Nel resto del continente sono sorti tanti partiti, tanti movimenti culturali che chiedono più diritti per le comunità locali, un recupero della solidarietà sociale e di comunità in questo mondo globalizzato, segmentato, relativista e che non dà sicurezze né valoriali né economiche ai cittadini, che quindi si sentono lontani dalle sedi del potere e sono alla ricerca profonda di simboli a cui legarsi, di idealità, di possibilità di incidere in economia. E’ per questo che il PD ma in generale la politica dovrà ripensare le proprie dimensioni e le proprie relazioni con la cittadinanza.

E’ evidente che ciò si lega anche alla tematica del Dal Molin, dove decisioni prese molto lontano incidono sulla vita reale dei cittadini di Vicenza. Non possiamo, se siamo una vera forza del progresso, non stupirci, indignarci, sconvolgerci nel pensare che non ci sia stata una comunicazione tra la cittadinanza e il governo. In questo caso, come in altri, è sintomatica la lontananza e l’incapacità di ascoltare dei governanti in relazione ai bisogni dei governati. Questo è un tema fondamentale della futura politica.
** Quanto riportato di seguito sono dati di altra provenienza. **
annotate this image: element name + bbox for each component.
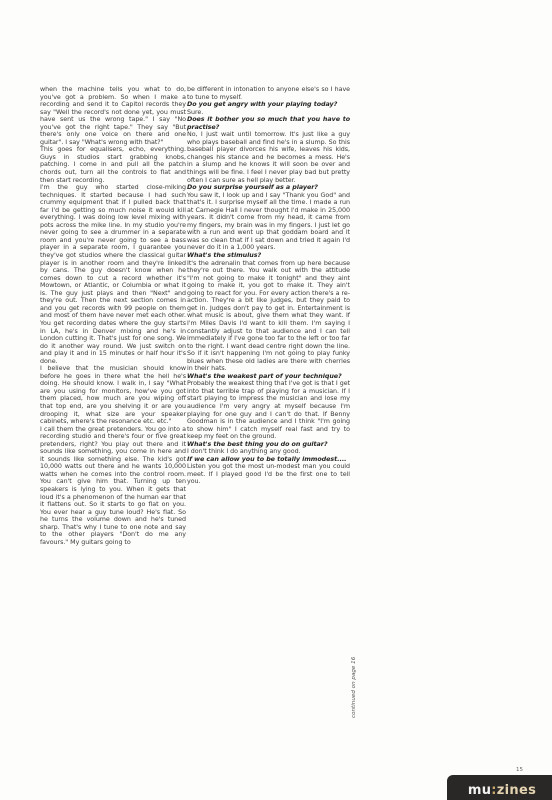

Se si vuole costruire l’Europa unita politicamente, quindi, si deve dare una dimensione decisionale e politica ai livelli territoriali più vicini ai problemi della gente e dare allo stesso tempo modi e tecniche di controllo ai cittadini stessi, ispirandosi anche a modelli quali la Democrazia Diretta e il Bilancio Partecipato.
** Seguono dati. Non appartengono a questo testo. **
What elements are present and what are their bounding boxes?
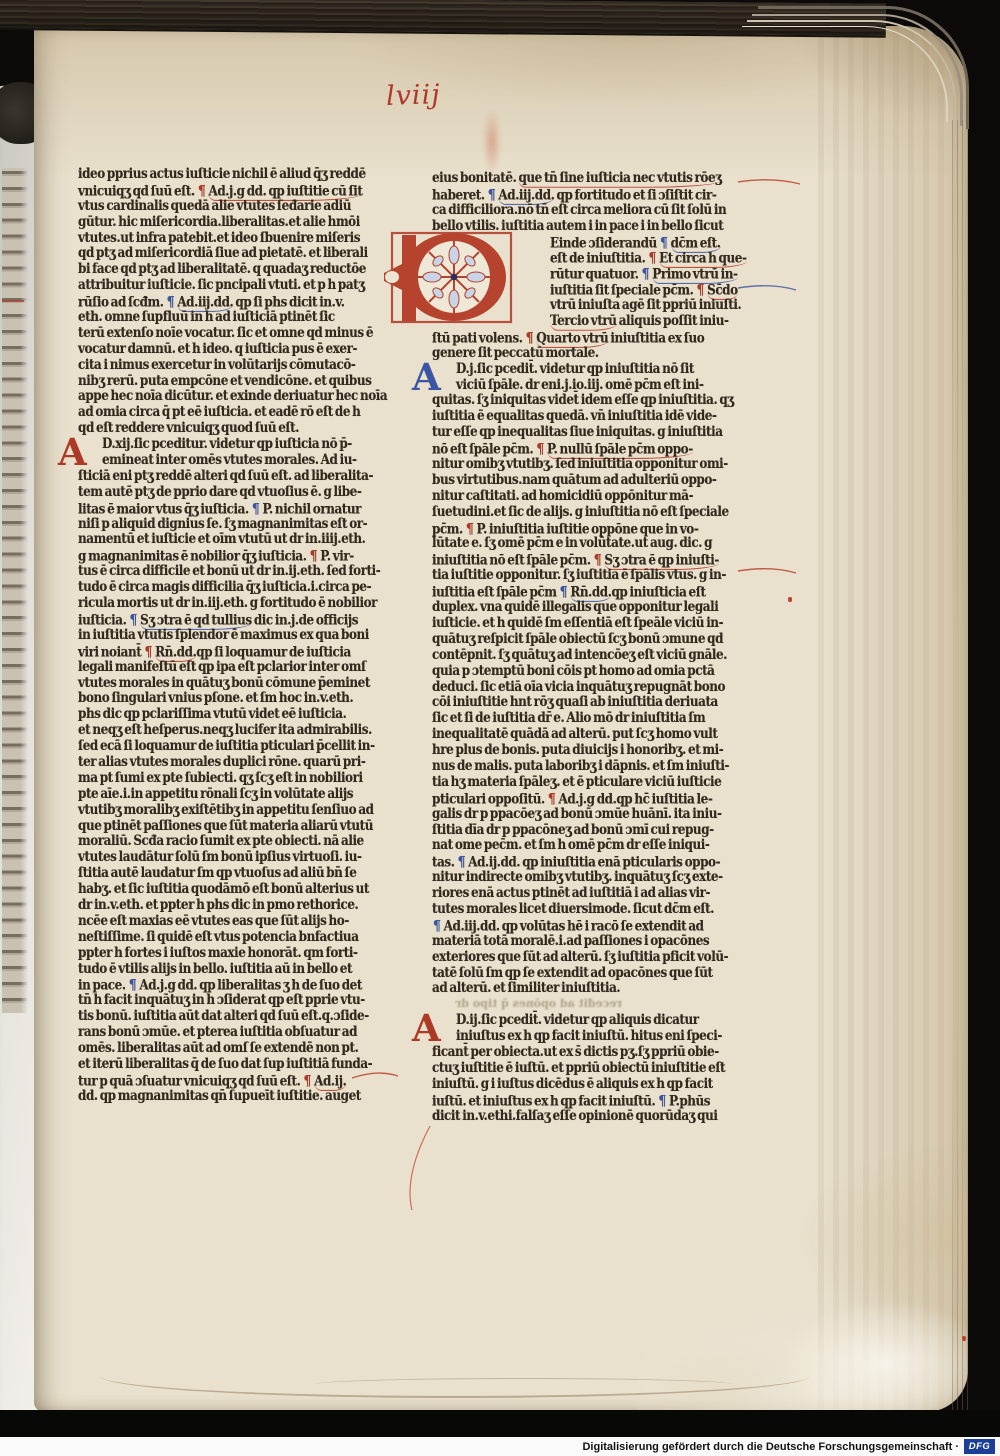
parchment-stain-bottom [638,1092,968,1412]
pilcrow-red: ¶ [525,328,535,345]
facing-page-red-line [2,300,24,302]
text-column-left: ideo pprius actus iuſticie nichil ē aliu… [78,167,377,1105]
pilcrow-blue: ¶ [657,1091,667,1108]
text-line: dd. qp magnanimitas qn̄ ſupueīt iuſtitie… [78,1087,377,1105]
paragraph: AD.xij.ſic pceditur. videtur qp iuſticia… [78,437,377,1104]
red-dot-mark [788,597,792,602]
pilcrow-red: ¶ [302,1071,312,1088]
facing-page-text-edge [2,168,28,1013]
pilcrow-blue: ¶ [166,293,176,310]
pilcrow-blue: ¶ [559,583,569,600]
text-line: dicit in.v.ethi.falſaʒ eſſe opinionē quo… [432,1107,742,1125]
pilcrow-blue: ¶ [251,499,261,516]
manuscript-scan: lviij ideo pprius actus iuſticie nichil … [0,0,1000,1456]
dfg-logo: DFG [964,1439,995,1454]
book-page: lviij ideo pprius actus iuſticie nichil … [34,26,968,1412]
pilcrow-blue: ¶ [641,265,651,282]
pilcrow-red: ¶ [535,440,545,457]
bottom-crease-2 [314,1378,734,1391]
pilcrow-red: ¶ [197,181,207,198]
scan-bottom-band [0,1410,1000,1437]
pilcrow-red: ¶ [144,642,154,659]
text-column-right: eius bonitatē. que tn̄ ſine iuſticia nec… [432,171,742,1124]
pilcrow-blue: ¶ [128,610,138,627]
digitization-credit-bar: Digitalisierung gefördert durch die Deut… [0,1437,1000,1456]
pilcrow-blue: ¶ [487,185,497,202]
paragraph: AD.j.ſic pcedit̄. videtur qp iniuſtitia … [432,362,742,998]
text-line: ad alterū. et ſimiliter iniuſtitia. [432,980,742,998]
decorated-initial-block: Einde ɔſiderandū ¶ dc̄m eſt.eſt de iniuſ… [432,235,742,330]
folio-number: lviij [385,79,441,112]
right-page-edges [952,120,972,1410]
pilcrow-blue: ¶ [432,916,442,933]
digitization-credit: Digitalisierung gefördert durch die Deut… [582,1441,959,1453]
pilcrow-blue: ¶ [457,853,467,870]
pilcrow-red: ¶ [695,281,705,298]
pilcrow-red: ¶ [547,789,557,806]
paragraph: AD.ij.ſic pcedit̄. videtur qp aliquis di… [432,1013,742,1124]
Un nuovo rapporto con la gente è quanto, inoltre, è stato fatto qui in città di Vicenza dal gruppo dirigente che ha gestito il partito dall’inizio del 2005 ad oggi. Ringrazio il compagno e Segretario Luca Balzi, il gruppo consiliare, i tanti compagni con i quali ho lavorato in Direttivo Cittadino ed in Segreteria, nella Sinistra Giovanile, nel Partito tutto. In questi due anni i successi politici sono stati molti: il sorpasso sul centrodestra alle Regionali, la vittoria al Referendum sulla controriforma costituzionale del centrodestra, la grande affluenza alle primarie ma anche e soprattutto un ruolo nuovo del partito, di ascolto e ci confronto con i cittadini, di politica “per e tra la gente”, di creazione di rapporti nuovi e di lavoro concreto con banchetti,iniziative, tesseramento – ricordo che siamo la sezione con il maggior aumento di iscritti del Veneto – in vista delle Comunali del 2008, che devono essere la nostra meta fondamentale. Non possiamo esimerci di combattere una battaglia che porti anche Vicenza ad essere una città moderna, una città che pensi al futuro. I cittadini sempre più chiedono una politica che li sappia far partecipare, li sappia ascoltare, sappia puntare su qualità della vita e dell’ambiente. Le risposte tante volte, anche tra noi, latitano. Dobbiamo prenderci tutti insieme, e ripeto, spero senza scissioni, l’impegno concreto di costruire la città del domani, la Vicenza del futuro!